A vitória nas guerras foi sempre a vitória dos deuses dos vencedores. A vitória de Israel na Palestina é a vitória do deus dos judeus sobre o deus dos muçulmanos, mas também sobre o deus dos cristãos. O deus moral representado por Cristo podia oferecer uma via para que as sociedades cooperassem, evitando ofender um poder superior atento ao seu comportamento em relação aos demais. Javé, o deus dos judeus exclui o compromisso. E essa exclusão é evidente no discurso dos dirigentes judaicos.

Mesmo para quem, como eu, entende a religião apenas como uma dimensão simbólica do comportamento humano e a religiosidade como um sistema produtor de normas e culturas inerentes a qualquer sociedade, quer a religião, quer a religiosidade são fatores constitutivos e estruturantes da vida humana. Não me é, pois, indiferente, muito pelo contrário, ser regido pelas normas de Javé ou de Cristo, de ser regido pelo Velho Testamento, pelo Alcorão ou pelo Novo Testamento. Não é a mesma coisa ser não crente numa divindade numa civilização que tenha por deus Javé ou Alá, entre judeus e muçulmanos, ou sê-lo numa civilização que tenha Cristo por referência.

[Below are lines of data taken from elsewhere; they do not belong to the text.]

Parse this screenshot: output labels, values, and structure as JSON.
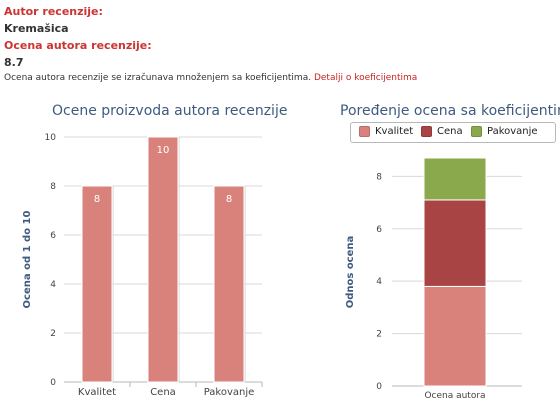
{
  "review": {
    "author_label": "Autor recenzije:",
    "author_name": "Kremašica",
    "rating_label": "Ocena autora recenzije:",
    "rating_value": "8.7",
    "note": "Ocena autora recenzije se izračunava množenjem sa koeficijentima.",
    "note_link": "Detalji o koeficijentima"
  },
  "colors": {
    "label_red": "#cc3333",
    "kvalitet": "#d9827c",
    "cena": "#a84444",
    "pakovanje": "#8aa84c",
    "title_blue": "#3e5a80"
  },
  "chart_data": [
    {
      "type": "bar",
      "title": "Ocene proizvoda autora recenzije",
      "ylabel": "Ocena od 1 do 10",
      "xlabel": "",
      "categories": [
        "Kvalitet",
        "Cena",
        "Pakovanje"
      ],
      "values": [
        8,
        10,
        8
      ],
      "data_labels": [
        "8",
        "10",
        "8"
      ],
      "ylim": [
        0,
        10
      ],
      "yticks": [
        0,
        2,
        4,
        6,
        8,
        10
      ],
      "grid": true,
      "legend": "none"
    },
    {
      "type": "bar",
      "stacked": true,
      "title": "Poređenje ocena sa koeficijentima",
      "ylabel": "Odnos ocena",
      "xlabel": "",
      "categories": [
        "Ocena autora"
      ],
      "series": [
        {
          "name": "Kvalitet",
          "values": [
            3.8
          ]
        },
        {
          "name": "Cena",
          "values": [
            3.3
          ]
        },
        {
          "name": "Pakovanje",
          "values": [
            1.6
          ]
        }
      ],
      "ylim": [
        0,
        8.7
      ],
      "yticks": [
        0,
        2,
        4,
        6,
        8
      ],
      "grid": true,
      "legend": "top"
    }
  ]
}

Impressiona-me a ausência de pensamento no interior do cristianismo sobre o conflito judaico-cristão, que coloca em causa a nossa civilização. Preocupa-me que estejamos a ir atrás do canto das sereias do conflito com os muçulmanos, encadeados que estamos pelo domínio dos poços de petróleo do Médio Oriente e dos eixos de ataque à Rússia, a primeira barreira a ser ultrapassada para os Estados Unidos enfrentarem a China. Entendo ser uma cegueira perigosa e criminosa o Ocidente abdicar do seu Deus e dos seus valores, trocando-o por Javé, o velho carrancudo, vingador e sem piedade.

Além dos palestinianos, é também o cristianismo que está debaixo de fogo neste Natal na Palestina. Quem invoca um deus para justificar o genocídio na Palestina não me merece respeito. Repugna-me a corrupção dos que traficam o seu deus com eles. Dos católicos, dos anglicanos, dos luteranos, das igrejas evangélicas, dos cardeais de Roma, dos televangelistas americanos, dos vendedores de dízimo brasileiros nem uma palavra!

Para ser claro: à vingança dos judeus por dois mil anos de humilhação pela derrota de Javé, os cristãos respondem agora com a traição ao seu Deus. Falta-nos um Shakespeare!